86% of employees prefer to work alone to reach peak productivity. 27% of employees believe working in an open office allows them to maximize productivity. (HubSpot, 2018)
Your perfect space will depend on your team. Some need privacy to get deep, focused work done. Others need an open office for more collaboration and motivation from their teammates. Or both!
Working from home is also an important consideration. A survey found 21.7% didn’t even have a desk! A common investment has been a ‘work from home’ budget, for their team to kit out their home office.
Take care of your employees
Everyone knows the benefits of exercise, but the reality is dramatic. Time management skills increase by 72% with weekday exercise. In fact only 2.5 hours of exercise a week can increase productivity! (goremotely.net, 2021)
Spending money on a subsidized gym membership for your team can actually make you money—if you consider the productivity you get back with well exercised employees. Outside of this promoting healthy living (including exercise and eating well) helps keep it in mind. Employees who eat healthy each day are 25% more likely to perform better at work. (HubSpot, 2017)
Roughly 500 million working days and $500 billion in productivity is lost to workplace stress. (Dynamic Signal, 2020) $1,967 is lost per employee per year to fatigue (goremotely.net, 2021). Combine the two and you can see why taking care of your employees isn’t just the right thing to do—it’s a smart move for your business.
Take a leaf from John Cadbury’s book—the British chocolate manufacturer built an entire village to take care of his employees in a time when the industrial revolution was making children work 16 hour days in horrific and dangerous conditions. High wages and good conditions led to Cadbury’s success, now one of the largest chocolate manufacturers in the UK.
This might be an outdated example, but when you consider that the top six most productive countries are in Scandinavia (goremotely.net, 2021), a region famous for its good working conditions, it’s clear that there’s something behind it!
Keep things horizontal and inclusive
No one wants to feel like a cog in a big machine making money for someone else. People are more invested in something they built—which is why involving as many people as you can in the management and direction of your business helps everyone stay motivated.
High employee engagement leads to 17% more productivity (Dynamic Signal, 2020) but despite the obvious benefit, only 1 out of 4 employees believe their suggestions and feedback are taken seriously. (TINYpulse, 2019)
And again it makes sense for your business financially: Engaged teams have 17% higher productivity, 21% greater profitability, and 10% higher customer ratings. (aon.com, 2018)
Productivity benefits aside, having more minds put towards a problem can be a great way to get more ideas. Creative collaboration can help everyone!
Communication is key
Another important factor in reducing stress and improving productivity: good communication. The value here is recognized by most employees, with 78% seeing the need to prioritize communication, and 52% reporting increased stress due to inefficient communication. (Dynamic Signal, 2020)

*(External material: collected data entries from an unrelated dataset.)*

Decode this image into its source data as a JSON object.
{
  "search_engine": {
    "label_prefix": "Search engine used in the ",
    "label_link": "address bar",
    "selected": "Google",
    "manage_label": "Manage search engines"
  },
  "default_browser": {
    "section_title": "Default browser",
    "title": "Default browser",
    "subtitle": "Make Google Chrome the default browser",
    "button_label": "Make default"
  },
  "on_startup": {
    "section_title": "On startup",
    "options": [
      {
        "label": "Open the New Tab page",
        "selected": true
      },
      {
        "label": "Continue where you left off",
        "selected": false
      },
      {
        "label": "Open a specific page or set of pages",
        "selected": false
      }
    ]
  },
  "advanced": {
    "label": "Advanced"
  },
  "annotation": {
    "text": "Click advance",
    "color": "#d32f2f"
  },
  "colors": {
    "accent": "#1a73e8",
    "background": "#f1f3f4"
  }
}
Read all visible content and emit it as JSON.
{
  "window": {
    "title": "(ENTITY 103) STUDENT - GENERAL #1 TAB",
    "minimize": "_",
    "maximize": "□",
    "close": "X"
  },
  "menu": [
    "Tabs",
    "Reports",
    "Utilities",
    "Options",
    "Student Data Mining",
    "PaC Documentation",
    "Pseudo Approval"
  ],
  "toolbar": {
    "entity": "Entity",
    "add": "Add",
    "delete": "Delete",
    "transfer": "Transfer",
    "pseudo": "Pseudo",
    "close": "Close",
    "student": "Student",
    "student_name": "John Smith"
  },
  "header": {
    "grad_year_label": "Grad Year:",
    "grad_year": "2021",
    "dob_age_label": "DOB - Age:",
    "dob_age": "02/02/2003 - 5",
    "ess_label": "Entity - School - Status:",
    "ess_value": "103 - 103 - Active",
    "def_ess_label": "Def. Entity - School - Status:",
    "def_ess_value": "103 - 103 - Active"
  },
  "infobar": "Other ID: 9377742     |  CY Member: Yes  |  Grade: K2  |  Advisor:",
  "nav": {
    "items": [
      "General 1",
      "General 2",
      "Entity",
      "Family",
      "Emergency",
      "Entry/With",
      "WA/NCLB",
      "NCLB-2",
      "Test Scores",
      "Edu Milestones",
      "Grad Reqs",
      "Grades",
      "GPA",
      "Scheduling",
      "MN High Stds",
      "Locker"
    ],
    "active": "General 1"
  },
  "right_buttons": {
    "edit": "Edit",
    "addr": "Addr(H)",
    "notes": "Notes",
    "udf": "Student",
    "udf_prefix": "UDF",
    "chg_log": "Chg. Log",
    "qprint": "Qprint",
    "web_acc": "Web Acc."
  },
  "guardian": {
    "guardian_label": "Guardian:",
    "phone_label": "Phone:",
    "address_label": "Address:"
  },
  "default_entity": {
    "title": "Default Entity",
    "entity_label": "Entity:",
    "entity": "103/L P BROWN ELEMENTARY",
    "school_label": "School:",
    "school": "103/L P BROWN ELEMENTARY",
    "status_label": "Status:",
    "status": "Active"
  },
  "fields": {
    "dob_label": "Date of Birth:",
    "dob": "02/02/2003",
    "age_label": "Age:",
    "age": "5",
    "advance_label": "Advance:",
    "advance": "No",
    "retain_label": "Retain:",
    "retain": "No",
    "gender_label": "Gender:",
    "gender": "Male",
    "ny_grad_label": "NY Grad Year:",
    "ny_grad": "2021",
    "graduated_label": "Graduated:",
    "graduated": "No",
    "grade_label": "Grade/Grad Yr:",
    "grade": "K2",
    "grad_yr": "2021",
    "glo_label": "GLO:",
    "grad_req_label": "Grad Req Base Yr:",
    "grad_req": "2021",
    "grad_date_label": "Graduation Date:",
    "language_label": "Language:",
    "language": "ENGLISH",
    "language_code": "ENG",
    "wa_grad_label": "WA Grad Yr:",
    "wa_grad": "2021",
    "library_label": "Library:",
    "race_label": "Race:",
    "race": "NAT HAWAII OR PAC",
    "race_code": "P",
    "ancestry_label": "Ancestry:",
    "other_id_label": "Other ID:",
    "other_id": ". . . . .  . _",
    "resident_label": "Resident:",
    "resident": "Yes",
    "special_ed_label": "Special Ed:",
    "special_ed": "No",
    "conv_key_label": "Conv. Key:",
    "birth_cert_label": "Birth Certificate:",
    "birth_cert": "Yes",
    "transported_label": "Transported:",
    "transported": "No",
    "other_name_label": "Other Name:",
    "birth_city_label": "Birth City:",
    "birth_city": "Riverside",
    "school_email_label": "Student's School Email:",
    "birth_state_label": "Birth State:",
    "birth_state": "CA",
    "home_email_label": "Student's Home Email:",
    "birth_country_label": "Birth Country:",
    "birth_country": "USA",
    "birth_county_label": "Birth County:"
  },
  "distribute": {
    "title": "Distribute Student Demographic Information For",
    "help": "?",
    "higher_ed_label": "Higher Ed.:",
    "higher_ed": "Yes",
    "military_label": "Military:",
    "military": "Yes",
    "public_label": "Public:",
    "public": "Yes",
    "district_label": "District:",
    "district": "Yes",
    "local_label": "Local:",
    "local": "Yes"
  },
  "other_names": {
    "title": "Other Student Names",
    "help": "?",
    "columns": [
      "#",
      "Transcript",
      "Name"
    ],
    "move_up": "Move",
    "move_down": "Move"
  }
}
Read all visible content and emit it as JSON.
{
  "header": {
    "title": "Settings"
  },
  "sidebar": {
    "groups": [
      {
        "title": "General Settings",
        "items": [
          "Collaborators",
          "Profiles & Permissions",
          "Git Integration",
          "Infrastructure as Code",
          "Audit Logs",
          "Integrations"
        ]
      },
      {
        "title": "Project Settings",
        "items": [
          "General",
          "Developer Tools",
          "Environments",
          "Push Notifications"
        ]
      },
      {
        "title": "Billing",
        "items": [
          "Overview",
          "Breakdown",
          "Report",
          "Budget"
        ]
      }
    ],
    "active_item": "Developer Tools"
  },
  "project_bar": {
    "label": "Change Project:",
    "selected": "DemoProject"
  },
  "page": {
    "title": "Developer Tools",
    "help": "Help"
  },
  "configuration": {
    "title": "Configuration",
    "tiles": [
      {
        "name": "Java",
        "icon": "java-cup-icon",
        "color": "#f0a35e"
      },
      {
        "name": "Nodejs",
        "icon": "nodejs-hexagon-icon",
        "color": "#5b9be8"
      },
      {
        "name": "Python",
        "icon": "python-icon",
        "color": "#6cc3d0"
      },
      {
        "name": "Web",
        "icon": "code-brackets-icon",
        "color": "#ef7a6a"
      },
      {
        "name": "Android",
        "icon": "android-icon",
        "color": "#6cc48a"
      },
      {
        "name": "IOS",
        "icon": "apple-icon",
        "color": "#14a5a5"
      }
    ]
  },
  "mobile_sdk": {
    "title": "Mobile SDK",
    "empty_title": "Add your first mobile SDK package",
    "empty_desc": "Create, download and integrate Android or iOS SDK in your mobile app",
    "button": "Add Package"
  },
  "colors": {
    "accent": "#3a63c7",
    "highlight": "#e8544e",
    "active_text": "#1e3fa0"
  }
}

Streamline your communication and the rest will fall into place. By tracking your email statistics, you’ll be able to spot any inefficiencies in the pipelines. Understanding your busiest periods (when you receive the most emails) allows you to prepare adequately and keep the email overload to a minimum. Reducing the number of emails sent outside of work hours is a great way to reduce stress which is measurable.